Ranking Member on House Ag Committee will work on compromise Farm Bill with Senate conferees

    Upon being named, not surprisingly, as one of the conferees from the U.S. House of Representatives that will work with conferees from the U.S. Senate on hammering out a compromise Farm Bill, U.S. Rep. Collin Peterson, longtime Democratic incumbent from Minnesota’s Seventh District and the Ranking Member on the House Agriculture Committee said on the House floor that there’s some doom and gloom in farm country.

    “The mood in farm country is bad. It’s bad because of the Administration’s trade war; it’s bad because of declines in farm income; and it’s bad because of volatile weather like the floods in the southern part of my district,” Peterson said. “Farmers and ranchers are staring a historically bad year in the face, and another hit would mean devastation for many of them.”

    Peterson’s statement came as the House approved by a 392-20 vote his motion that instructs conferees to provide 10 years of mandatory funding for a new federal initiative to prepare and respond to animal disease outbreaks.

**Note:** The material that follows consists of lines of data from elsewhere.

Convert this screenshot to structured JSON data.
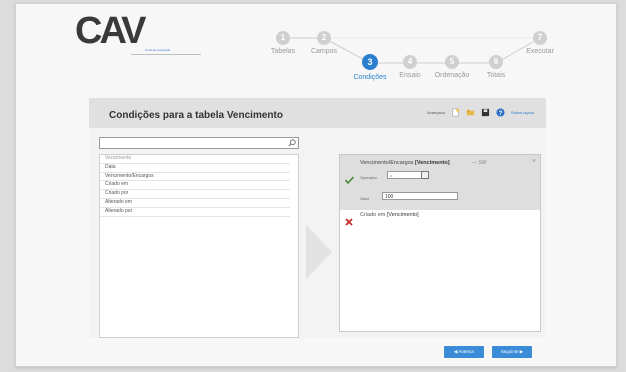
{
  "logo": {
    "text": "CAV",
    "subtitle": "Controle Avançado"
  },
  "wizard": {
    "steps": [
      {
        "num": "1",
        "label": "Tabelas"
      },
      {
        "num": "2",
        "label": "Campos"
      },
      {
        "num": "3",
        "label": "Condições"
      },
      {
        "num": "4",
        "label": "Ensaio"
      },
      {
        "num": "5",
        "label": "Ordenação"
      },
      {
        "num": "6",
        "label": "Totais"
      },
      {
        "num": "7",
        "label": "Executar"
      }
    ]
  },
  "header": {
    "title": "Condições para a tabela Vencimento",
    "toolbar_label": "Avançado",
    "toolbar_link": "Salvar layout"
  },
  "fields": {
    "search_placeholder": "",
    "items": [
      "Vencimento",
      "Data",
      "Vencimento/Encargos",
      "Criado em",
      "Criado por",
      "Alterado em",
      "Alterado por"
    ]
  },
  "condition": {
    "title_prefix": "Vencimento/Encargos",
    "title_table": "[Vencimento]",
    "ops": "— SW",
    "close": "×",
    "operator_label": "Operador",
    "operator_value": "=",
    "value_label": "Valor",
    "value": "100",
    "cond2_prefix": "Criado em",
    "cond2_table": "[Vencimento]"
  },
  "footer": {
    "prev_label": "◀ Anterior",
    "next_label": "Seguinte ▶"
  },
  "colors": {
    "accent": "#3a8bd8",
    "step_active": "#2a7fd0",
    "step_inactive": "#c8c8c8"
  }
}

    The House farm bill would authorize $450 million in mandatory funding for the new initiative, known as the National Animal Disease Preparedness and Response Program, which includes a U.S. vaccine bank, according to a report in Politico. The Senate version, however, would leave it up to appropriators to decide spending levels for the program.

    U.S. House Speaker Paul Ryan has so far named 29 Republicans as Farm Bill Conference Committee members, and 18 Democrats.

    Now the race is on to see if negotiating Democrats and Republicans on the committee can hammer out a compromise Farm Bill before everyone goes home for the August recess. The deadline to finalize a bill is Sept. 30.